By  · Published on February 14th, 2014

Why Watch? Most of the time, movies with great concepts pull their punches as if knocking out their audience would be one step too far. Elko takes that step.

The short film from writer/director Alexander Yan features a boy responding to a young woman’s internet post requesting to be killed, achieving an uncomfortable intimacy as they spend time together in silence leading up to the act. Populated by the kinds of activities that should be engaging and connect two people, there’s always a sense of alienation present – some kind of connection to the digital world even as they’re surrounded by the wide open rural spaces of Nevada. That it tells its story without exposition, ceremony or exclamation magnifies the unease, and the blend of true film shots with grainy iPhone camera captures means we’re never allowed to settle in comfortably.

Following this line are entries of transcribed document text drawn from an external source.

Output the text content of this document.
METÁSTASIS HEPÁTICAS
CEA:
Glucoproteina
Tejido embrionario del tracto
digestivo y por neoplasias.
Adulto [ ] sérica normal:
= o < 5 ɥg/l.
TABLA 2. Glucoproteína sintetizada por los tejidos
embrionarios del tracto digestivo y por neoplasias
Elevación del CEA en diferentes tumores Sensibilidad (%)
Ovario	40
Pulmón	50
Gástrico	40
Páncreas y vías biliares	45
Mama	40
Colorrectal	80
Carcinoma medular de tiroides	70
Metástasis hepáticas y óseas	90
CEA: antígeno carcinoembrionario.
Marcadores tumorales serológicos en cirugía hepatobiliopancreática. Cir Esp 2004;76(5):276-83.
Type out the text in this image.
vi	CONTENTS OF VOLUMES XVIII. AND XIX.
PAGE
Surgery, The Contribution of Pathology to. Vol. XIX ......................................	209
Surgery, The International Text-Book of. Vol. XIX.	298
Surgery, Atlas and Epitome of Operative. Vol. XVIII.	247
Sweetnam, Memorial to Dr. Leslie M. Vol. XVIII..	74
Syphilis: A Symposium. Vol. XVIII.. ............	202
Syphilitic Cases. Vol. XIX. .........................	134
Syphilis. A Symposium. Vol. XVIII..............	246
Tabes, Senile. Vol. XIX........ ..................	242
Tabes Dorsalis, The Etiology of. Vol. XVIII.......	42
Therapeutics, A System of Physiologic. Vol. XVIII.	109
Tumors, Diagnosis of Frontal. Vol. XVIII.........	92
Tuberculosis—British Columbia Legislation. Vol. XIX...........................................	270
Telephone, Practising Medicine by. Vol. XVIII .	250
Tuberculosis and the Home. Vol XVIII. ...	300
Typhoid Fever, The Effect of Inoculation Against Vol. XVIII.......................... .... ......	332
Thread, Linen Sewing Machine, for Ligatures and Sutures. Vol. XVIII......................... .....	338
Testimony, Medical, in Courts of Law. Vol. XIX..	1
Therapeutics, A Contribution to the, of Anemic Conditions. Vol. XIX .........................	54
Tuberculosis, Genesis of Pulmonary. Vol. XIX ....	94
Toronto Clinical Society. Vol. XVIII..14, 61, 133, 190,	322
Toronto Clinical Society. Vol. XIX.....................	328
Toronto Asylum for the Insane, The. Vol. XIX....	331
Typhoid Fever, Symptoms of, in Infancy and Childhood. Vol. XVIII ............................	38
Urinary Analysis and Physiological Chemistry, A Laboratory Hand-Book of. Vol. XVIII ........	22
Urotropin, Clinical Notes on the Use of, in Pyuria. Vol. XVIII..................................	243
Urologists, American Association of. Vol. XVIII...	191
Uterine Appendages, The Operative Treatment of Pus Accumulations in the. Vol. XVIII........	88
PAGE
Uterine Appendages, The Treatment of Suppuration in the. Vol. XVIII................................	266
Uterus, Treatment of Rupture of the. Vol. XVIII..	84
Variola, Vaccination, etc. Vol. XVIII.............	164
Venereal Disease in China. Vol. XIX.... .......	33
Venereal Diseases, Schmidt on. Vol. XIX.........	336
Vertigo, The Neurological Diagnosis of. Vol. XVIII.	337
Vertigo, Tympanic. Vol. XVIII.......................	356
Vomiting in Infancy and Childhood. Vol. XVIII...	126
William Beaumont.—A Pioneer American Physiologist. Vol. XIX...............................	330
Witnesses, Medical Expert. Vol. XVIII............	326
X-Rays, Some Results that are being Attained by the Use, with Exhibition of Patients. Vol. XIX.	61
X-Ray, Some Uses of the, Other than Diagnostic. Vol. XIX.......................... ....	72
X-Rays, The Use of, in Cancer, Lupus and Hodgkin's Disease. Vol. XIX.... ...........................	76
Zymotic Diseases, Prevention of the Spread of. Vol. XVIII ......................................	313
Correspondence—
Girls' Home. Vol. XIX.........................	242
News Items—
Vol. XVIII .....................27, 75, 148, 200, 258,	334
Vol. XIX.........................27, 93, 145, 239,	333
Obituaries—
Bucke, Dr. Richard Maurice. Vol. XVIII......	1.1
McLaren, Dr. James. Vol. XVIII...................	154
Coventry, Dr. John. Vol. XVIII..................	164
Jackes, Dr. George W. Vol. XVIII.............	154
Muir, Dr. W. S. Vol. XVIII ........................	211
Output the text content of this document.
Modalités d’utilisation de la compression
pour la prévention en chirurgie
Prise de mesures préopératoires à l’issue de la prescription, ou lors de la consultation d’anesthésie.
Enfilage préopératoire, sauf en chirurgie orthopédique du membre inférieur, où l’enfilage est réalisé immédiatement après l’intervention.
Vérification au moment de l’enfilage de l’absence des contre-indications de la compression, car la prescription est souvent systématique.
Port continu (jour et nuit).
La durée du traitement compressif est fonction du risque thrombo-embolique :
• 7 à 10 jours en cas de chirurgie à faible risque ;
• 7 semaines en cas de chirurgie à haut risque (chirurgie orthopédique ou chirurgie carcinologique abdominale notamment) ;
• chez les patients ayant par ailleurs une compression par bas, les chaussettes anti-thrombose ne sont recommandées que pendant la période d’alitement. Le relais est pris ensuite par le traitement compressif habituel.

Plus, the young man (Michael Desjardin) is effectively Hannibal Lecter with a fake I.D. Clearly, deeply disturbed, he’s a chain-smoking bomb that doesn’t tick, and the young woman (Annalee Scott) plays the willing toy with a confident question mark on her face. And that’s key – Elko seems disinterested in answers, but it’s amazingly powerful in producing questions. As Yan says on his Vimeo post, Happy Valentine’s Day.

What Will It Cost? About 13 minutes.